Robert SILVERBERG
ROBERT LAFFONT
633pp - 17,00 €
Critique parue en janvier 2008 dans Bifrost n° 49
Tout commence à la fin du XVIe siècle, où Andrew Battel, de Leigh dans l’Essex, voit son père et ses frères partir sur des navires britanniques et revenir riches, tannés par le soleil, nantis de souvenirs et de récits d’aventures. En âge de partir, Andrew se heurte tout d’abord aux réticences de son père puis aux velléités du destin : sa femme et l’enfant qu’elle portait meurent subitement. Il surmonte son chagrin et rencontre Anne Katherine, une jeune femme à la peau d’albâtre et aux cheveux aussi blonds que lui. C’est peu après qu’il embarque sur son premier bateau, promettant à sa fiancée son retour quelques mois plus tard, lesté des richesses nécessaires pour lui faire un beau mariage. Il ne la reverra jamais. Au détour d’une île d’Amérique du Sud, il est fait prisonnier par les Portugais — alors ennemis des Anglais. Il échouera en Afrique en commençant son épopée comme esclave…
Avec cet hommage implicite au célèbre roman Au cœur des ténèbres de Joseph Conrad, Silverberg nous plonge dans le XVIe siècle Elisabéthain de manière radicale. L’immersion se fait sur le fond et sur la forme, l’auteur ayant choisi de reprendre les idiomes et expressions de l’époque (parfaitement retranscrits par la traduction française). L’auteur réussit totalement à recréer l’ambiance historique du moment, un siècle seulement après que Christophe Colomb a abordé les îles américaines, non sans camper le personnage d’Andrew Battel de manière remarquable.
Mais c’est dès lors que l’Anglais se retrouve en Afrique, aux côtés des Portugais d’abord, puis des Africains, dont les fameux Jaqqas — des cannibales sanguinaires — que l’aventure devient palpitante.
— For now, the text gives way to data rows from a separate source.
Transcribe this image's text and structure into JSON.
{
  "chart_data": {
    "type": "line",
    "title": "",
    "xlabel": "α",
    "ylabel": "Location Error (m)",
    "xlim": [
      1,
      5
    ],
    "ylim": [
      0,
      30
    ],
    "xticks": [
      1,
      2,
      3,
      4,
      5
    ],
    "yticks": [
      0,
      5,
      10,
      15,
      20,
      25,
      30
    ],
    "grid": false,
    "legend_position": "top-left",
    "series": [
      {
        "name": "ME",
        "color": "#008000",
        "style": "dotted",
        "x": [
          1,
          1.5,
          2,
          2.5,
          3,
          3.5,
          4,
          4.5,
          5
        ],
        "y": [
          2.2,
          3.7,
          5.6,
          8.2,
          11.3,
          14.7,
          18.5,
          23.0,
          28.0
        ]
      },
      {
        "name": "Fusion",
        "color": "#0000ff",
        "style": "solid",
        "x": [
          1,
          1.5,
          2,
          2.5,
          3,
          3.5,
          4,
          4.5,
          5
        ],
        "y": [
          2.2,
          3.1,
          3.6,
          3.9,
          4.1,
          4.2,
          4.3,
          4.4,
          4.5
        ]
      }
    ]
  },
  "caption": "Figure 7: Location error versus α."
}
Si les pérégrinations de la première partie du roman donnent un faux rythme du fait de quelques longueurs, l’horreur grandissante et la terreur qu’éprouvent les personnages européens face à la menace jaqqa scotchent littéralement le lecteur. De la même manière que Joseph Conrad laisse perplexe face au mystère grandissant de Kurtz, Silverberg nous met mal à l’aise dès la première apparition de l’Imbe Jaqqa Calandola, le géant d’ébène, chef guerrier mais, aussi et surtout, guide spirituel vénéré de tout un peuple. La découverte de cette tribu composée des meilleurs guerriers d’Afrique occidentale, de sa culture, de ses rites barbares pour un Européen blanc comme Andrew est le cœur du roman, passage palpitant, sanguinaire et passionnant. Car à l’instar du personnage, au-delà du cannibalisme, le lecteur est fasciné par cette autre façon de penser qui conduit à considérer l’homme blanc plus fourbe et plus barbare en ces terres. Du coup, ce volumineux roman devient une formidable critique de la colonisation, mais aussi de l’esclavagisme.
Le Seigneur des ténèbres est une véritable œuvre de cœur, loin des romans alimentaires des « années Majipoor ». Une de ces anomalies littéraires comme on aime à les découvrir.